Présentation de l'entreprise
DTF Tax-Free Income 2028 Term Fund Inc. operates as a closed-ended fixed income mutual fund that primarily invests in a diversified portfolio of investment grade tax-exempt utility obligations, managed by Duff & Phelps Investment Management Co. Launched by Virtus Investment Partners, Inc., this entity functions within the Financial Services sector, specifically under the Asset Management industry, providing specialized investment solutions focused on tax-exempt debt instruments. The company currently holds a market capitalization of $80.56M, while reporting an annual revenue of $2.76M over the trailing twelve months, with an employee count listed as N/A in available data. These valuation figures indicate a relatively small-scale operation typical of niche closed-end funds, where the market cap reflects the aggregate value of outstanding shares rather than the broader scale of a public equity issuer, and the revenue figure underscores the concentrated nature of income generation derived from the underlying fixed income portfolio.
Santé financière
Over the trailing twelve months, the company reported a revenue of $2.76M and a net income of $2.34M, while EBITDA figures are not available for disclosure. The significant gap between the reported revenue of $2.76M and the net income of $2.34M reveals a highly efficient cost structure where operating expenses are minimal relative to the total revenue generated. Regarding cash flow dynamics, the free cash flow data is listed as N/A, which limits the ability to assess immediate financial flexibility through cash conversion metrics, though the company maintains a cash balance of $4.63M against zero debt. The margin analysis shows a gross margin of 100.0%, an operating margin of 66.6%, and a profit margin of 84.9%, indicating that the fund incurs no cost of goods sold and retains the vast majority of revenue after all operating expenses. The balance sheet is fundamentally conservative, evidenced by the total cash position of $4.63M paired with a total debt of $0, while the debt-to-equity ratio is N/A due to the absence of debt obligations. Liquidity is robust as indicated by a current ratio of 2.91, suggesting the company holds nearly three times the current assets necessary to cover its short-term liabilities. Return on Equity stands at 2.7% and Return on Assets is 1.3%, metrics that reveal the management's effectiveness in generating returns relative to the equity invested and the total asset base, respectively.

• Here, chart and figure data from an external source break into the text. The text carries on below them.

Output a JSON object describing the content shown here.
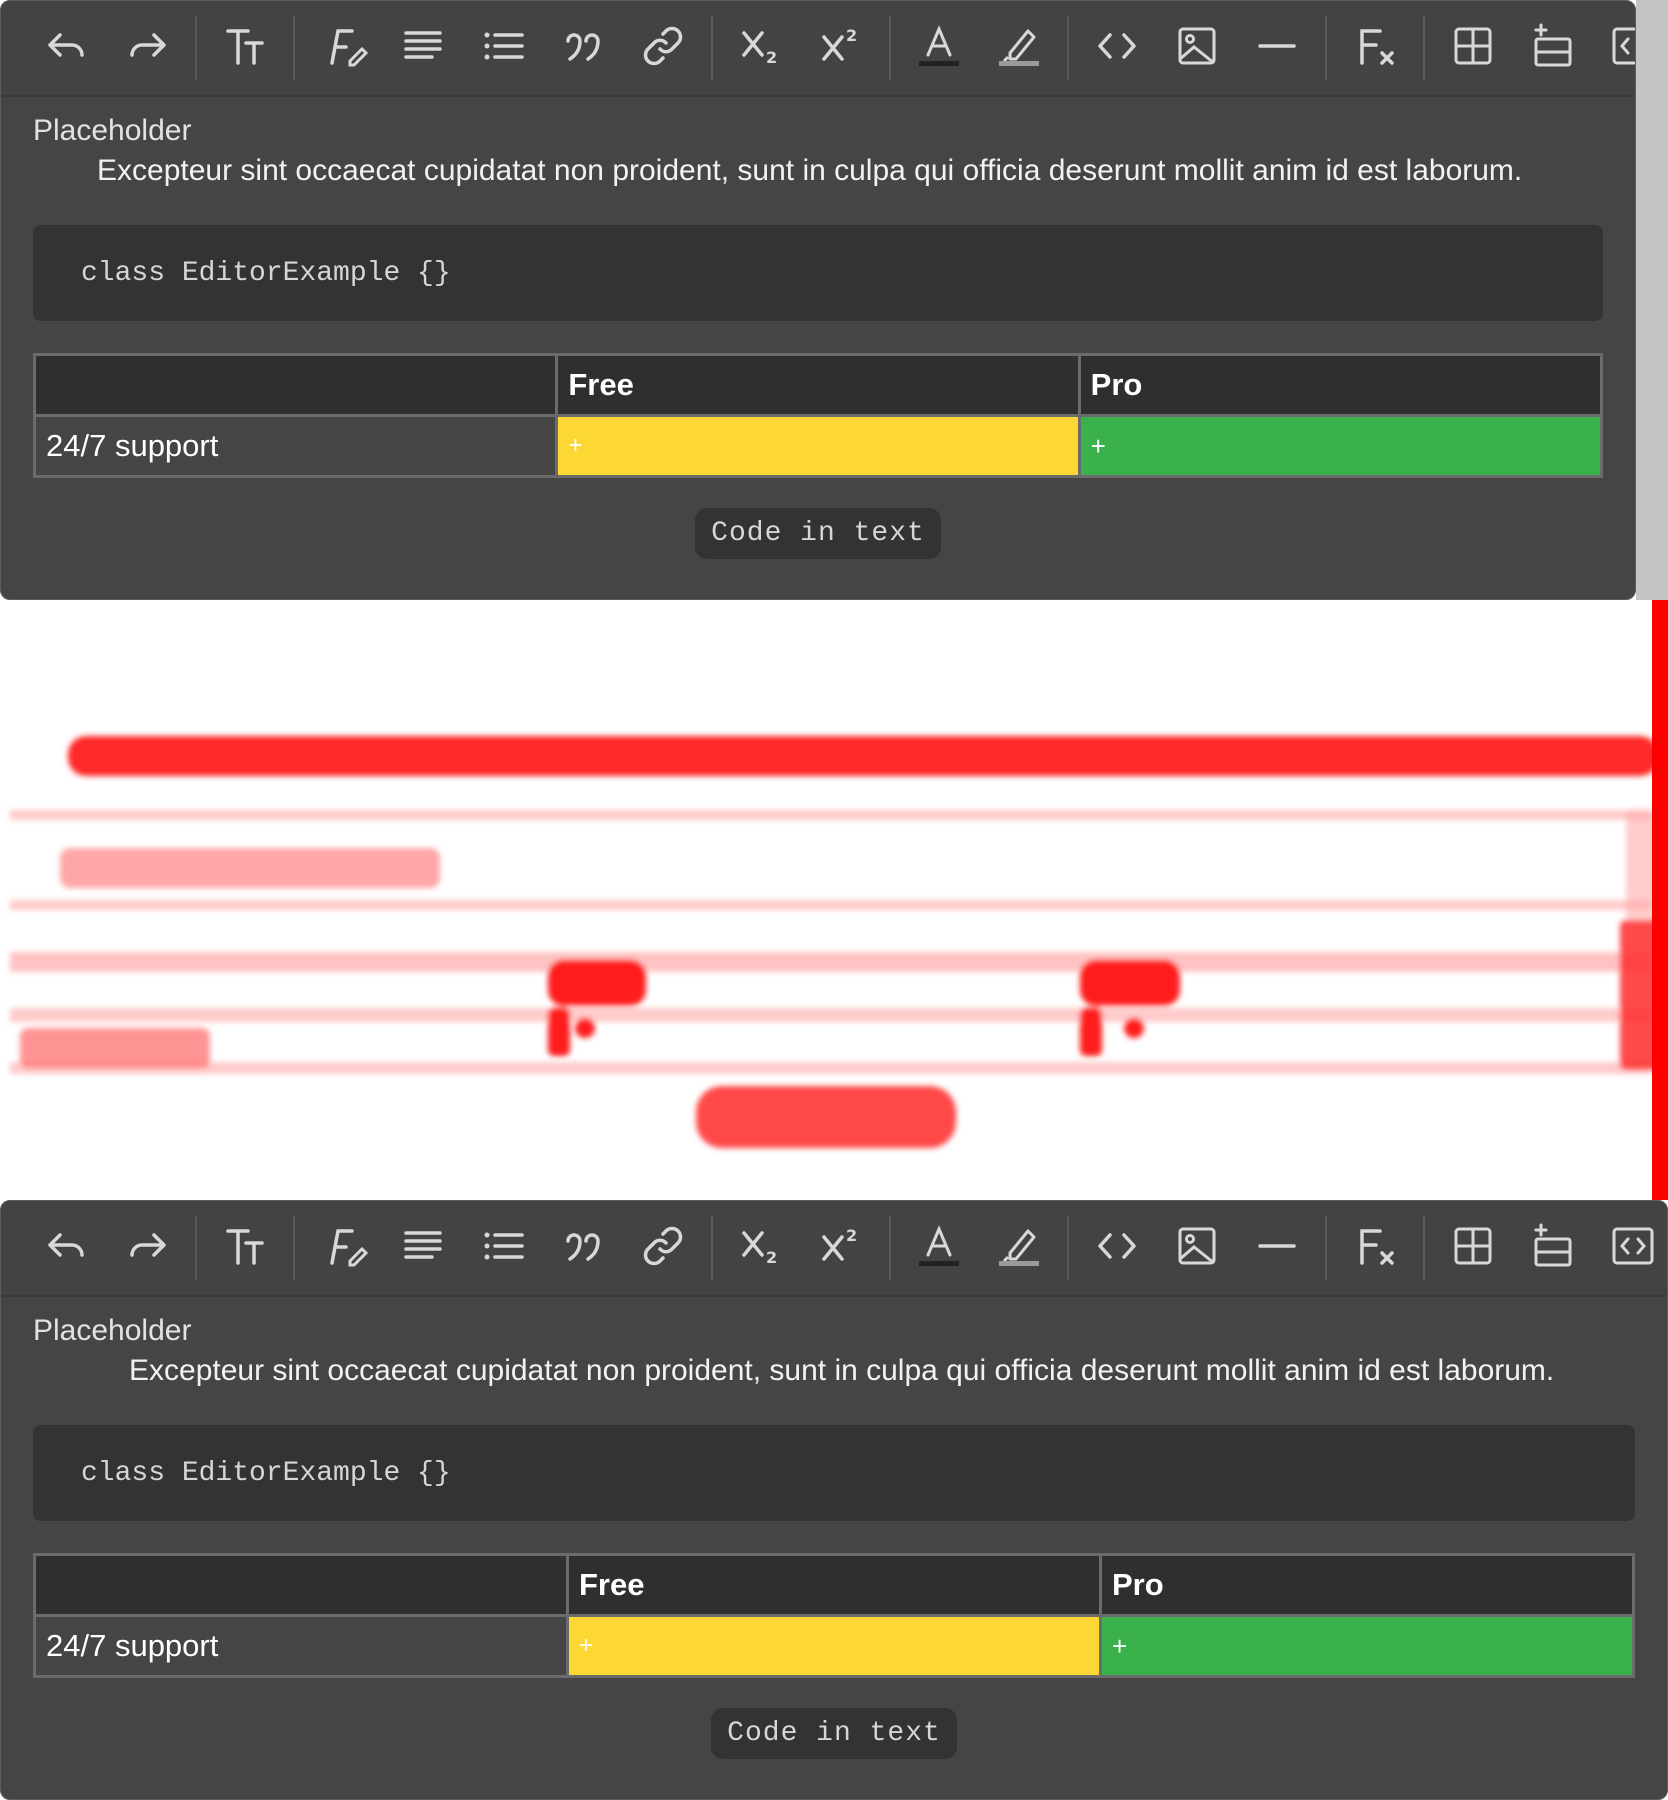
{
  "toolbar": {
    "buttons": [
      {
        "icon": "undo-icon",
        "name": "undo-button"
      },
      {
        "icon": "redo-icon",
        "name": "redo-button"
      },
      {
        "icon": "text-size-icon",
        "name": "text-size-button"
      },
      {
        "icon": "font-style-icon",
        "name": "font-style-button"
      },
      {
        "icon": "align-icon",
        "name": "align-button"
      },
      {
        "icon": "bullet-list-icon",
        "name": "bullet-list-button"
      },
      {
        "icon": "quote-icon",
        "name": "quote-button"
      },
      {
        "icon": "link-icon",
        "name": "link-button"
      },
      {
        "icon": "subscript-icon",
        "name": "subscript-button"
      },
      {
        "icon": "superscript-icon",
        "name": "superscript-button"
      },
      {
        "icon": "text-color-icon",
        "name": "text-color-button"
      },
      {
        "icon": "highlight-icon",
        "name": "highlight-button"
      },
      {
        "icon": "code-icon",
        "name": "code-button"
      },
      {
        "icon": "image-icon",
        "name": "image-button"
      },
      {
        "icon": "horizontal-rule-icon",
        "name": "horizontal-rule-button"
      },
      {
        "icon": "clear-format-icon",
        "name": "clear-format-button"
      },
      {
        "icon": "table-icon",
        "name": "table-button"
      },
      {
        "icon": "insert-row-icon",
        "name": "insert-row-button"
      },
      {
        "icon": "html-source-icon",
        "name": "html-source-button"
      }
    ]
  },
  "editor": {
    "placeholder": "Placeholder",
    "paragraph": "Excepteur sint occaecat cupidatat non proident, sunt in culpa qui officia deserunt mollit anim id est laborum.",
    "code_block": "class EditorExample {}",
    "table": {
      "headers": [
        "",
        "Free",
        "Pro"
      ],
      "row": {
        "label": "24/7 support",
        "free": "+",
        "pro": "+"
      }
    },
    "inline_code": "Code in text"
  },
  "colors": {
    "free_cell": "#fdd835",
    "pro_cell": "#3bb14b",
    "diff_red": "#ff0000"
  }
}
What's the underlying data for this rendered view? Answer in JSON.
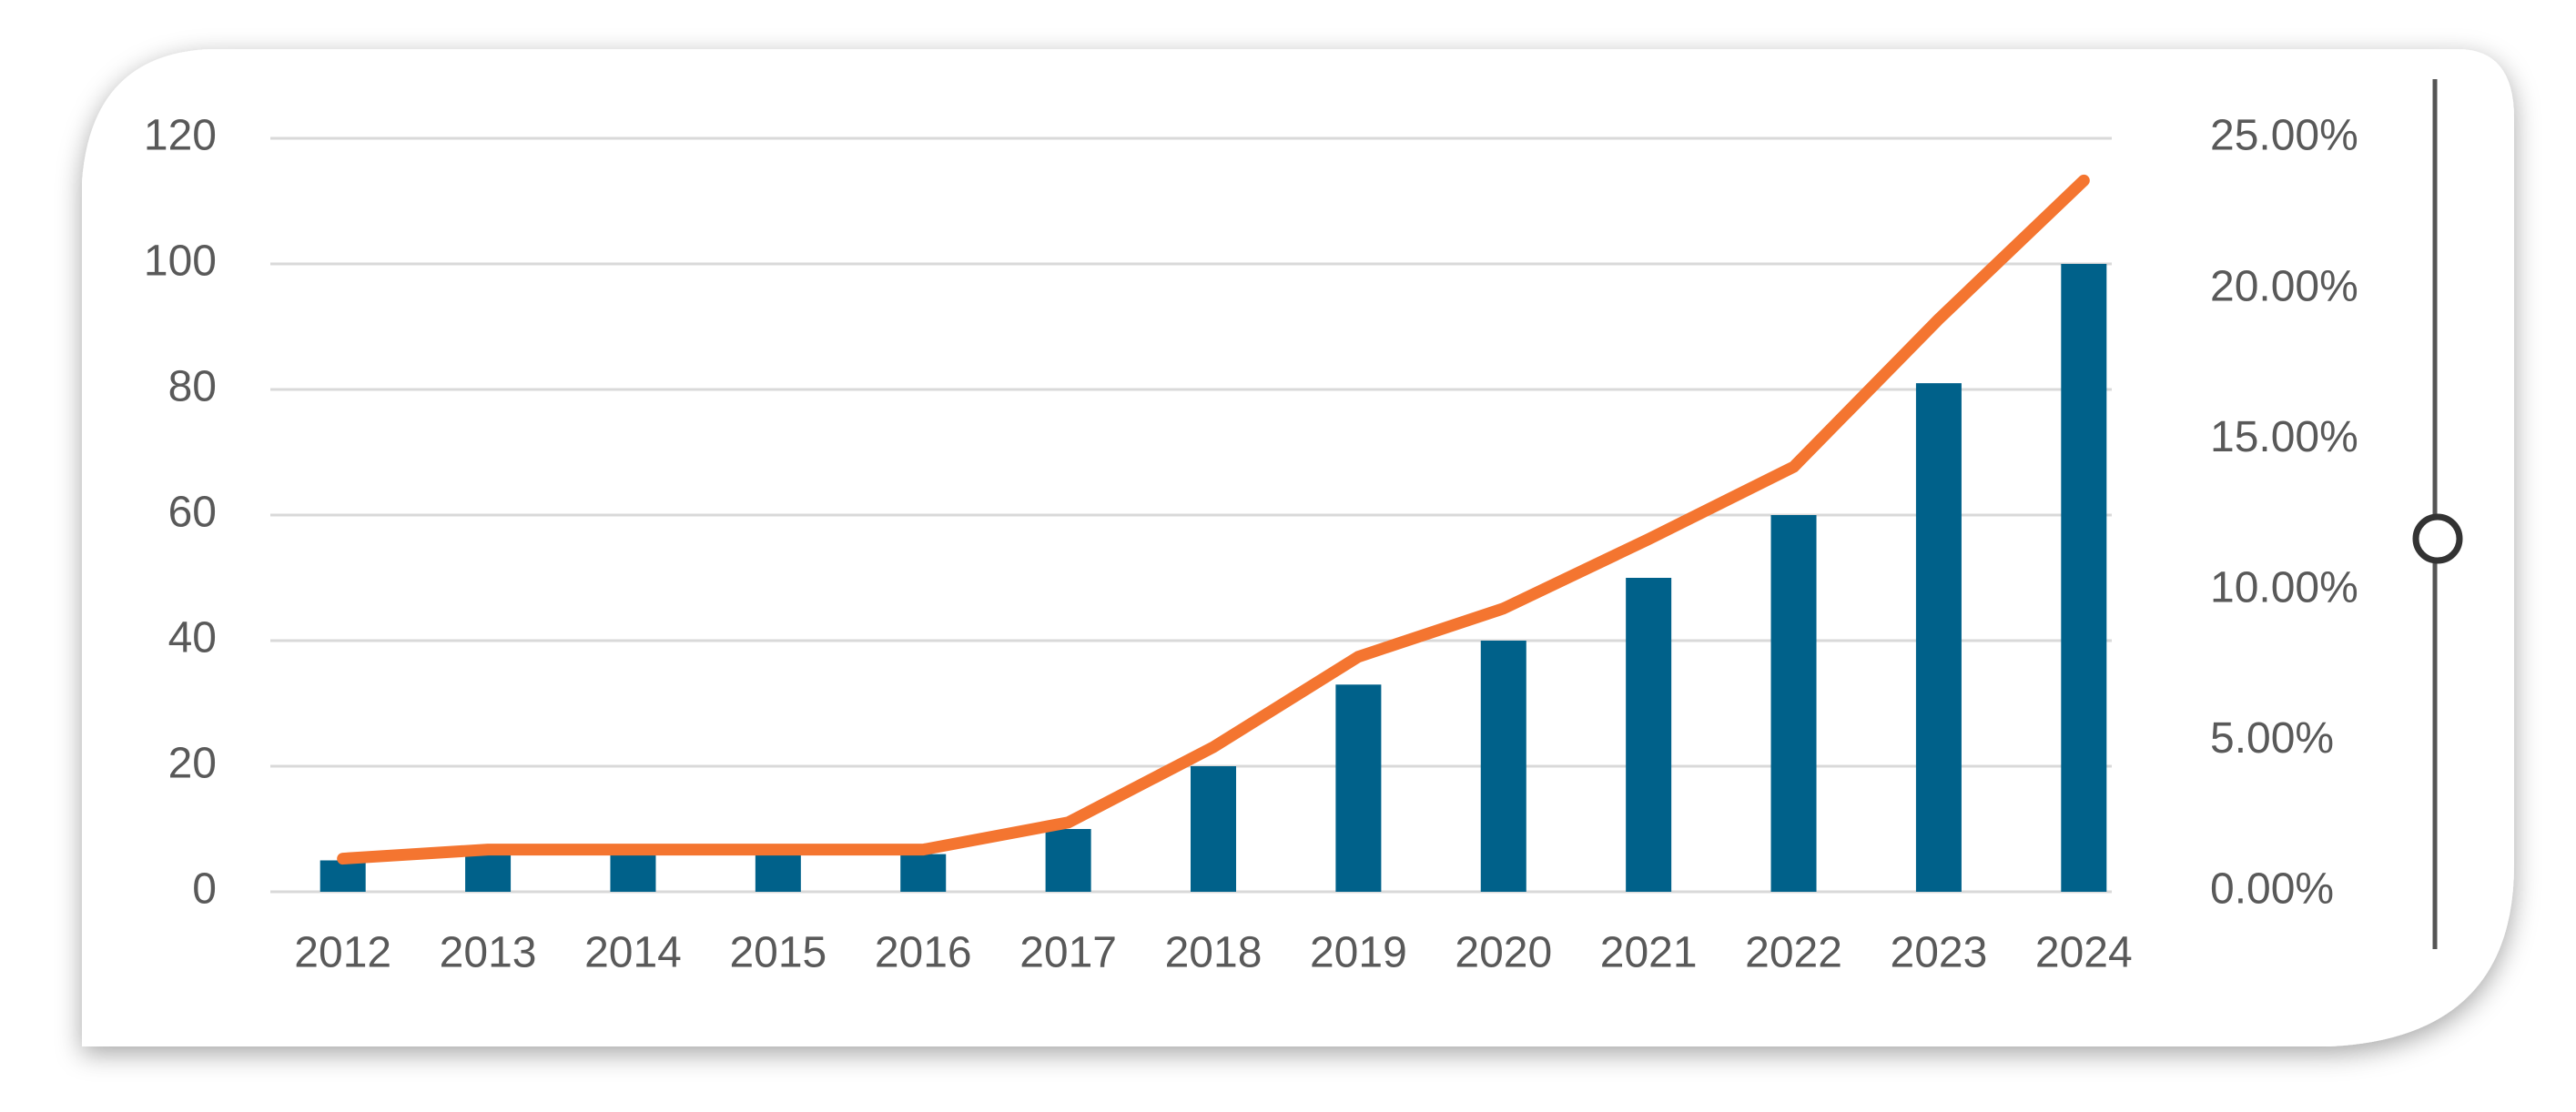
{
  "chart_data": {
    "type": "bar",
    "categories": [
      "2012",
      "2013",
      "2014",
      "2015",
      "2016",
      "2017",
      "2018",
      "2019",
      "2020",
      "2021",
      "2022",
      "2023",
      "2024"
    ],
    "series": [
      {
        "type": "bar",
        "color": "#00618a",
        "values": [
          5,
          6,
          6,
          6,
          6,
          10,
          20,
          33,
          40,
          50,
          60,
          81,
          100
        ]
      },
      {
        "type": "line",
        "color": "#f47530",
        "axis": "y2",
        "values": [
          1.1,
          1.4,
          1.4,
          1.4,
          1.4,
          2.3,
          4.8,
          7.8,
          9.4,
          11.7,
          14.1,
          19.0,
          23.6
        ]
      }
    ],
    "ylim": [
      0,
      120
    ],
    "yticks": [
      0,
      20,
      40,
      60,
      80,
      100,
      120
    ],
    "y2lim": [
      0,
      25
    ],
    "y2ticks": [
      {
        "value": 0,
        "label": "0.00%"
      },
      {
        "value": 5,
        "label": "5.00%"
      },
      {
        "value": 10,
        "label": "10.00%"
      },
      {
        "value": 15,
        "label": "15.00%"
      },
      {
        "value": 20,
        "label": "20.00%"
      },
      {
        "value": 25,
        "label": "25.00%"
      }
    ],
    "grid": true
  }
}
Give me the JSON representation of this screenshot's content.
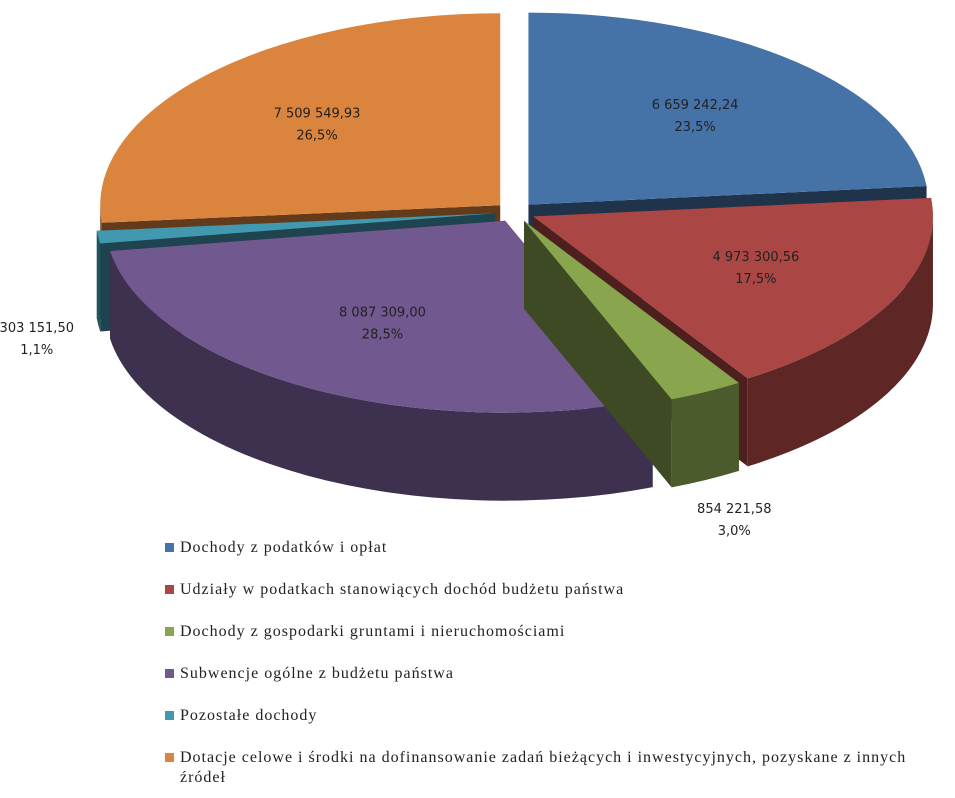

Évaluation de la valorisation
The trailing twelve-month P/E ratio is 34.73, whereas the forward P/E ratio is not available, creating an incomplete picture of the expected earnings trajectory that would normally be inferred from forward multiples. The price-to-book ratio is recorded at 0.94, which indicates that the market is currently pricing the company at a discount to its tangible book value, suggesting no market premium over the underlying assets. Alternative valuation metrics such as the price-to-sales ratio of 29.20 and the EV/EBITDA ratio, which is N/A, provide context where the high P/S multiple reflects the asset-light nature of the fund and its reliance on fee income or management fees. The 52-week high is $11.60 and the 52-week low is $10.95, and without a specific current share price provided in the facts, the trading position relative to this range cannot be calculated, but the spread between high and low defines the recent volatility band. The beta value is 0.32, indicating that the stock's price volatility is significantly lower than the broader market, suggesting a defensive characteristic often associated with utility-focused fixed income funds.
Growth & Income
Revenue growth for the year-over-year period is -5.2%, while earnings growth is 63.8%, demonstrating that earnings are growing at a pace substantially faster than revenue, which often occurs when fixed costs are low or expense control improves during periods of flat or declining top-line activity. As a closed-ended fund, the company pays a dividend yield of 3.4% with a payout ratio of 118.2%, meaning the current dividend exceeds the reported net income, a situation that requires careful scrutiny regarding sustainability given the high payout relative to earnings. The high payout ratio of 118.2% implies that the company is distributing more cash than its net income suggests, potentially utilizing cash reserves or other non-operating cash flows to maintain the dividend level. The overall growth and income profile presents a scenario of negative revenue growth offset by significant earnings expansion and a high-yield dividend, creating a return structure driven more by capital appreciation potential and income distribution than by top-line revenue expansion.